Professor Walley said the current standing of UK medical research is second only to that of the USA, and added: ‘In terms of where we were 10 years ago and where we are now, medical research in the UK is vastly stronger since the creation of the NIHR. It gives better utilisation of funds that were already being put into medical research and the government has recognised that medical research can save money and improve care.
‘There are difficulties and challenges though; we have to change the culture in the NHS, which is not always research friendly, but our strength is in very strong basic science in the universities, good links with the pharmaceutical industries and the NHS providing a strong testing ground for research.’
The independent stream of research funding from charities in the UK remains vitally important and complements the objectives of the Research Councils and Government departments.

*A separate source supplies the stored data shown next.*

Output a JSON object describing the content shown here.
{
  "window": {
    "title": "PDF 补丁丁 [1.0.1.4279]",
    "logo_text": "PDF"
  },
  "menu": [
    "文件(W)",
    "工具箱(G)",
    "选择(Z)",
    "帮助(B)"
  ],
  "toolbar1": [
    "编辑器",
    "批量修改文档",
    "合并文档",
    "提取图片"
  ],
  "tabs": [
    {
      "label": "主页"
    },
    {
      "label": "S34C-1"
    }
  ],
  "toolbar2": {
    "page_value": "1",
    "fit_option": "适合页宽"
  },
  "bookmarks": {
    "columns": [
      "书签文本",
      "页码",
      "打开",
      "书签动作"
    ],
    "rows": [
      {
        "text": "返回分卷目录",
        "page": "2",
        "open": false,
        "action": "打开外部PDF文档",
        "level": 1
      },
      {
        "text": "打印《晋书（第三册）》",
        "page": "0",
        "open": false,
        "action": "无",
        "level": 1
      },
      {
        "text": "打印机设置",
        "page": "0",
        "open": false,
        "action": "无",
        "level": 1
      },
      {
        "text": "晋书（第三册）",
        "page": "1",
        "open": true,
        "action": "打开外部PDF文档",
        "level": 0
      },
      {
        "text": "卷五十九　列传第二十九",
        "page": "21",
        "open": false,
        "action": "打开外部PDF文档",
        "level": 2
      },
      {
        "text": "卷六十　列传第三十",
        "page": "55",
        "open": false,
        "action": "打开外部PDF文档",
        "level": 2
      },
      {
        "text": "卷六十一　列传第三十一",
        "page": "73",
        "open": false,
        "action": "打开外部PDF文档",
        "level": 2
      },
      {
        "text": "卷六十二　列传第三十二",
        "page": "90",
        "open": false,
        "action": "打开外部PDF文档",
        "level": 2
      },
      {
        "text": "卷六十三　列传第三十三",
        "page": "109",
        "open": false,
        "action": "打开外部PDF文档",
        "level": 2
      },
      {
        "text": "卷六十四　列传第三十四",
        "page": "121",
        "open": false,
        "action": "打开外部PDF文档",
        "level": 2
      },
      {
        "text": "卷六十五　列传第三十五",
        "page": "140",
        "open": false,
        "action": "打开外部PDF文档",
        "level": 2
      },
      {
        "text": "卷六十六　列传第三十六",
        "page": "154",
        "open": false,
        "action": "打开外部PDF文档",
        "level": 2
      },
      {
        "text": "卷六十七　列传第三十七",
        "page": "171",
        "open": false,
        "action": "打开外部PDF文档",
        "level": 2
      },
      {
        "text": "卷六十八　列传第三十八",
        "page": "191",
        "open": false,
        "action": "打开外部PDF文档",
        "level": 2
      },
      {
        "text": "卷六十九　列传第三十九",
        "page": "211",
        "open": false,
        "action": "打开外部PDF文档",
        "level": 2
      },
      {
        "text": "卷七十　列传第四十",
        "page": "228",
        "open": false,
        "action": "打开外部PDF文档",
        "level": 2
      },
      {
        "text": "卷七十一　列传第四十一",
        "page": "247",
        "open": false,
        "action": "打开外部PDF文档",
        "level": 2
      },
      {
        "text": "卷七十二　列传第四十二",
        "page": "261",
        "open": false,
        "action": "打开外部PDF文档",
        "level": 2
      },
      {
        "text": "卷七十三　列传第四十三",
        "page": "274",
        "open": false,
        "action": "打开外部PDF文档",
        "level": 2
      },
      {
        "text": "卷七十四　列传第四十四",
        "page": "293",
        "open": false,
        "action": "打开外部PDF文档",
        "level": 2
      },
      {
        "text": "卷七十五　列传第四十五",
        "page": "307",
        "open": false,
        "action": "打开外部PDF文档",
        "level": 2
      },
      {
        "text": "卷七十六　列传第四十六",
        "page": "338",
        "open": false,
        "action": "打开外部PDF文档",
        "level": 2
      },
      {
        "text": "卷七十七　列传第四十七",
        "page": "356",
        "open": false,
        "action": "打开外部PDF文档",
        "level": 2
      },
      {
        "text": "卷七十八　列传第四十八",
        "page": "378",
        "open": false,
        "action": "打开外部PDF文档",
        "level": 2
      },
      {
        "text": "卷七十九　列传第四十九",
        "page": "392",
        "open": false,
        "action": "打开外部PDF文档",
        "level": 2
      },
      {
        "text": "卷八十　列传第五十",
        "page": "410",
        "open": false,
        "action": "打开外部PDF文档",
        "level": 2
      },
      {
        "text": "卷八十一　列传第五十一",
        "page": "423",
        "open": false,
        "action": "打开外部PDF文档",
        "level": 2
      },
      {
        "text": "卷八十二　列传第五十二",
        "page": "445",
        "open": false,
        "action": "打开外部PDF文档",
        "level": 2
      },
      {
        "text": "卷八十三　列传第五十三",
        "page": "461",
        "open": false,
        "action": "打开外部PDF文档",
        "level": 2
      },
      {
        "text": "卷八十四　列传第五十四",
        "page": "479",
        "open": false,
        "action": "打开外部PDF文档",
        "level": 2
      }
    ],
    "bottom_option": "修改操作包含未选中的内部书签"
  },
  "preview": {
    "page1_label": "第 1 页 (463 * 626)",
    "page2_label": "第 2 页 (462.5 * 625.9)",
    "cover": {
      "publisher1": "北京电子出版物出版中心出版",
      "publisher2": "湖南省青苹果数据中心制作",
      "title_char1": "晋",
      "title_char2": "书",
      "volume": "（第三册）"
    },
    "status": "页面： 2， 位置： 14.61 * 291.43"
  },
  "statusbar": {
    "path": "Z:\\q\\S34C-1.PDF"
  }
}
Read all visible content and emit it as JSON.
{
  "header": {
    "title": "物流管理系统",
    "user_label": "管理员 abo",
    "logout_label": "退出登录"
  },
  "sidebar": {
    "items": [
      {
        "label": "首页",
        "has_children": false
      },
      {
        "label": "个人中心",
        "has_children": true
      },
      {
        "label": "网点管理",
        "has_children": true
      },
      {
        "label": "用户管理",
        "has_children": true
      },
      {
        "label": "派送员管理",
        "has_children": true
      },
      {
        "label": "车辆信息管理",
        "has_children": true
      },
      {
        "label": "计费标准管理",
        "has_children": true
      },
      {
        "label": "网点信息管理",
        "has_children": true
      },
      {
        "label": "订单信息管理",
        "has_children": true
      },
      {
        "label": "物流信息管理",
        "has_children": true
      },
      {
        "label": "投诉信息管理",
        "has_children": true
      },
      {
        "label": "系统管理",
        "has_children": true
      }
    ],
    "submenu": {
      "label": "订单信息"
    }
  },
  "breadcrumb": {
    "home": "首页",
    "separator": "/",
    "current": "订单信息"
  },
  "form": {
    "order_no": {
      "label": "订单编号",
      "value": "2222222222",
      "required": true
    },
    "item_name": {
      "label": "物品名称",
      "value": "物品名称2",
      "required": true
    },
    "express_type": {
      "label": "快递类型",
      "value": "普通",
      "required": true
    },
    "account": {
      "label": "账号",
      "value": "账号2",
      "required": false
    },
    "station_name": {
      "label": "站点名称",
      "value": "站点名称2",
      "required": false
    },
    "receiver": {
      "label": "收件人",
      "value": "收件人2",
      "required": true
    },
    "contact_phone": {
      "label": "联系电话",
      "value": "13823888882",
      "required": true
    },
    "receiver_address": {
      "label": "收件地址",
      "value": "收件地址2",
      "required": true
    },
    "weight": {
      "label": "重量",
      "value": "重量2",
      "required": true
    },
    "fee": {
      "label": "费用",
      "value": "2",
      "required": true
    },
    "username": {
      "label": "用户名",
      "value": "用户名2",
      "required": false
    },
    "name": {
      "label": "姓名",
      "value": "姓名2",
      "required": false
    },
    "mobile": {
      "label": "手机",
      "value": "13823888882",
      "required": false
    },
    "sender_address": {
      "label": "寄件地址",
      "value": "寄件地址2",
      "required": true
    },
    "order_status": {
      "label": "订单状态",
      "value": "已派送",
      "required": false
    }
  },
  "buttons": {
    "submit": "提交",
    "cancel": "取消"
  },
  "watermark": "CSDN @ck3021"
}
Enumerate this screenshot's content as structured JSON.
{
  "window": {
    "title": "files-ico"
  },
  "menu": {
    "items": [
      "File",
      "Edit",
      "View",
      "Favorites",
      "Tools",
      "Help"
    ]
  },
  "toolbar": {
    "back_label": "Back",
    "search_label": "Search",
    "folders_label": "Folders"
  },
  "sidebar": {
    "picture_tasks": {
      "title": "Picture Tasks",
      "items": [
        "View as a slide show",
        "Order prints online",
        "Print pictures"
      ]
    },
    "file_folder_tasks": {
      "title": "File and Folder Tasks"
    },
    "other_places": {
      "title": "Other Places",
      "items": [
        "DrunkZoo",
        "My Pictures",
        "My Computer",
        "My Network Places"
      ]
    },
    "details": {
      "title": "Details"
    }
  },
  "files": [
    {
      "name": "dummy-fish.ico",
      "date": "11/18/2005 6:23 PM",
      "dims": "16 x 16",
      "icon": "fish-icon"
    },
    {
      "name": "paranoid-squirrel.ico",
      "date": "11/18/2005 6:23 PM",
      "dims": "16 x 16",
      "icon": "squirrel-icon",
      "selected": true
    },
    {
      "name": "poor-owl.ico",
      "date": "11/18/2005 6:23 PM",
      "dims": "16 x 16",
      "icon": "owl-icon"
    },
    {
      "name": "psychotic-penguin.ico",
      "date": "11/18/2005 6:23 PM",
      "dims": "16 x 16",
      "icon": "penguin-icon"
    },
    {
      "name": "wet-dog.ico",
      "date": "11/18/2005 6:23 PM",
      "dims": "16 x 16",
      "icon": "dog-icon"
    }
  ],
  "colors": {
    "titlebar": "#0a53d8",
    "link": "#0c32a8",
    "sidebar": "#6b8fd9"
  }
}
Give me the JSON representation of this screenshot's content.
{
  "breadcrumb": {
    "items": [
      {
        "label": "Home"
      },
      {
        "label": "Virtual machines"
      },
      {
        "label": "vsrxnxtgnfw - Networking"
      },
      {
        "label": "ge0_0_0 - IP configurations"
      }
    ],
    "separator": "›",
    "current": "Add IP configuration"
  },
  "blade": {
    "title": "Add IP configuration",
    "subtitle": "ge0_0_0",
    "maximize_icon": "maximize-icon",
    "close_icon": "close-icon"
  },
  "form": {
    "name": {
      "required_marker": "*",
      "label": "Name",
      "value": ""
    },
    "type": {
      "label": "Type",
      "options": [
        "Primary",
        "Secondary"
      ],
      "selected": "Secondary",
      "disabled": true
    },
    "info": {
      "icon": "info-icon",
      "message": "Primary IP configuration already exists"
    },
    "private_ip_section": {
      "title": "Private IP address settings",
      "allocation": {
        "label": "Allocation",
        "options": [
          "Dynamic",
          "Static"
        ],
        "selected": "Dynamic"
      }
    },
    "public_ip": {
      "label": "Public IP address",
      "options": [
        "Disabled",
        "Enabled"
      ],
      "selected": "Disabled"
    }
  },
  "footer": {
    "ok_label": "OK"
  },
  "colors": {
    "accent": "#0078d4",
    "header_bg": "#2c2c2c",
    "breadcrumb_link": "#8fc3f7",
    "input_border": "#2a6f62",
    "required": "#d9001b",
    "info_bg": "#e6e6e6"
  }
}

The Association of Medical Research Charities (AMRC) is a member organisation of the leading UK charities that fund medical and health research and its 100-plus members, including the Wellcome Trust, provide funds in various ways, ranging from small pump-priming grants to substantial funds intended for programmes of research. Cancer Research UK, for example, gives a significant proportion of its scientific funding to its core research institutes in the UK, but it also works in partnership with other organisations in the fight again the disease, while the BHF awards new research grants every month to the top cardiovascular scientists and spends about £88 million a year on research.
Research projects in the UK have benefited from EU funding through the EU Research Framework Programmes, particularly where there is collaboration with European partners. The UK Research Office (UKRO) promotes this and has a key role in promoting effective UK participation in European Commission funded research programmes.
Medical research in the UK is regulated by the Health Research Authority (HRA), which was set up in December 2011 to protect and promote the interests of patients and the public in health research.

Tom Walley, Professor of Clinical Pharmacology at Liverpool University and a Consultant Physician at the Royal Liverpool University Hospital, is also director of the NIHR Evaluation, Studies and Trials Coordinating Centre as well as the HTA (Health Technology Assessment) Programme – part of the NIHR – producing independent research information about the effectiveness, costs and broader impact of healthcare treatments.
Formerly he headed a research group at Liverpool University focusing on drug prescribing, pharmaceutical policy, clinical effectiveness and cost-effectiveness.
In 2008 he was awarded a CBE by the Queen for his services to medicine.